Yesterday we went furniture shopping, an act which always puts my wife in a good mood.  Well, maybe it's more getting out of the house that puts her in the good mood.  But she was in a good mood, that's the point of it.  We bought no furniture, but we did get to the West Side of town where one of our favorite Mexican restaurants can be found.  There, we got to eat spicy pork, putting ME in a good mood.  After dinner we watched the first two episodes of Downton Abbey on DVD.  Written and created by Julian Fellowes, the screenwriter on Gosford Park, Downton Abbey is the story of the relationship between the wealthy family and their servants living on a large--actually, immense--stately home in the English Countryside.  It is, essentially, Gosford Park as a mini-series.  (It even features Maggie Smith, reprising a very similar role as the one she played in GP).  Not surprisingly, both my wife and I totally loved it.  I'm sending back one of my Netflix DVDs unwatched tomorrow just so I can speed up the arrival of the next disc.

I am currently in the process of reading 11 separate books (I counted yesterday).  Surely that is not good.  Surely I should just pick one and finish it.  But, that seems in no danger of happening.  I don't know when I stopped reading one book at a time, but it's been a while.

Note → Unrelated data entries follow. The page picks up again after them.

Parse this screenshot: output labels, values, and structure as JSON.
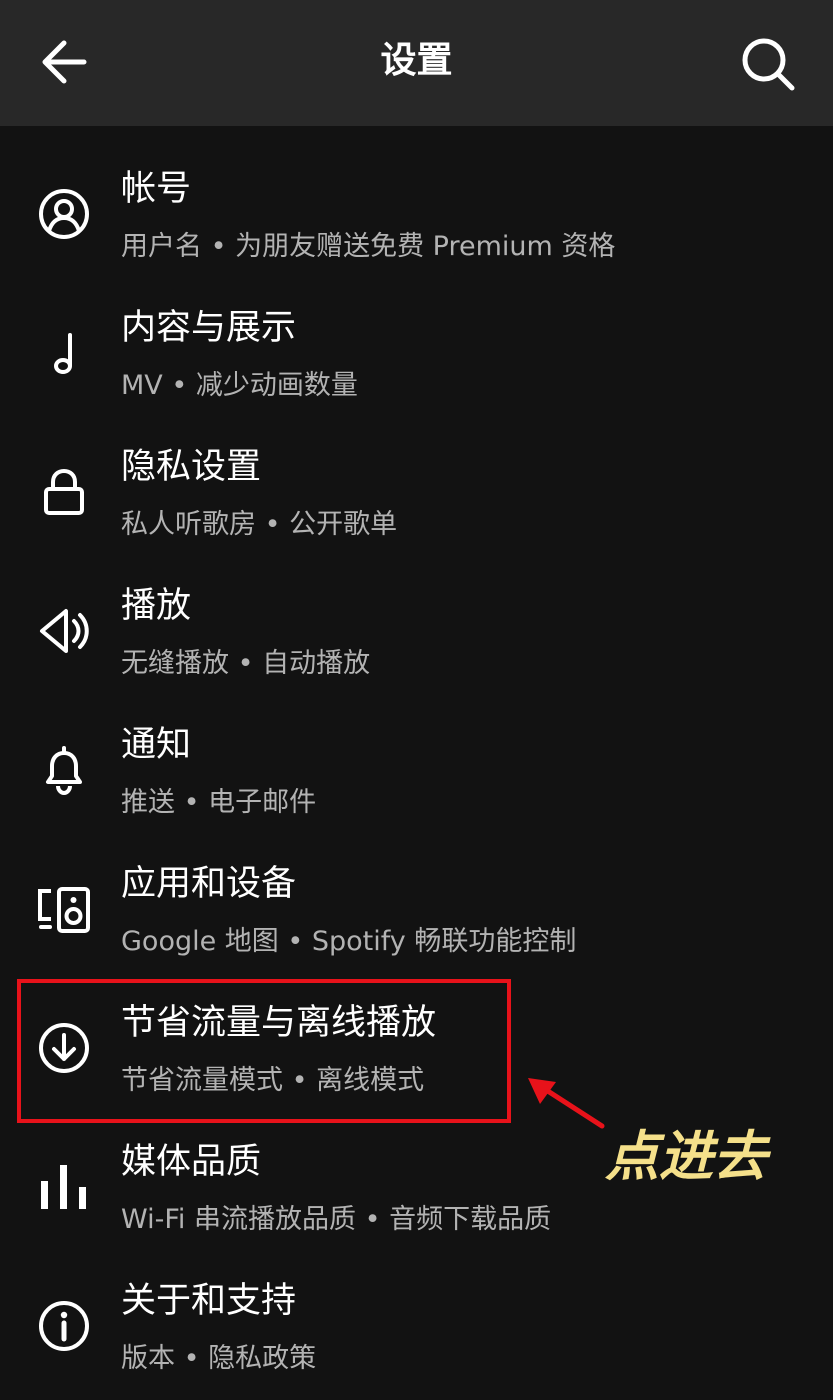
{
  "header": {
    "title": "设置",
    "back_icon": "arrow-left-icon",
    "search_icon": "search-icon"
  },
  "items": [
    {
      "icon": "account-icon",
      "title": "帐号",
      "subtitle": "用户名 • 为朋友赠送免费 Premium 资格"
    },
    {
      "icon": "music-note-icon",
      "title": "内容与展示",
      "subtitle": "MV • 减少动画数量"
    },
    {
      "icon": "lock-icon",
      "title": "隐私设置",
      "subtitle": "私人听歌房 • 公开歌单"
    },
    {
      "icon": "speaker-icon",
      "title": "播放",
      "subtitle": "无缝播放 • 自动播放"
    },
    {
      "icon": "bell-icon",
      "title": "通知",
      "subtitle": "推送 • 电子邮件"
    },
    {
      "icon": "devices-icon",
      "title": "应用和设备",
      "subtitle": "Google 地图 • Spotify 畅联功能控制"
    },
    {
      "icon": "download-icon",
      "title": "节省流量与离线播放",
      "subtitle": "节省流量模式 • 离线模式"
    },
    {
      "icon": "bars-icon",
      "title": "媒体品质",
      "subtitle": "Wi-Fi 串流播放品质 • 音频下载品质"
    },
    {
      "icon": "info-icon",
      "title": "关于和支持",
      "subtitle": "版本 • 隐私政策"
    }
  ],
  "annotation": {
    "text": "点进去",
    "color": "#f5e08a",
    "box_color": "#e8121a"
  },
  "colors": {
    "background": "#121212",
    "header": "#282828",
    "subtitle": "#b3b3b3"
  }
}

Woke to find the Bink's receiving detangling and grooming from my wife.  He look disgruntled but patient enough--he knows a treat will come at the end if he sits still.  It's exactly like I used to look when I was a boy and someone would try to put me in my tie for Sunday School.  And then brush my hair!  Like I couldn't brush my own hair!! (Well, to be fair: I couldn't.  But that's not the point!)

Poor Binks.  The cost of beauty is not small.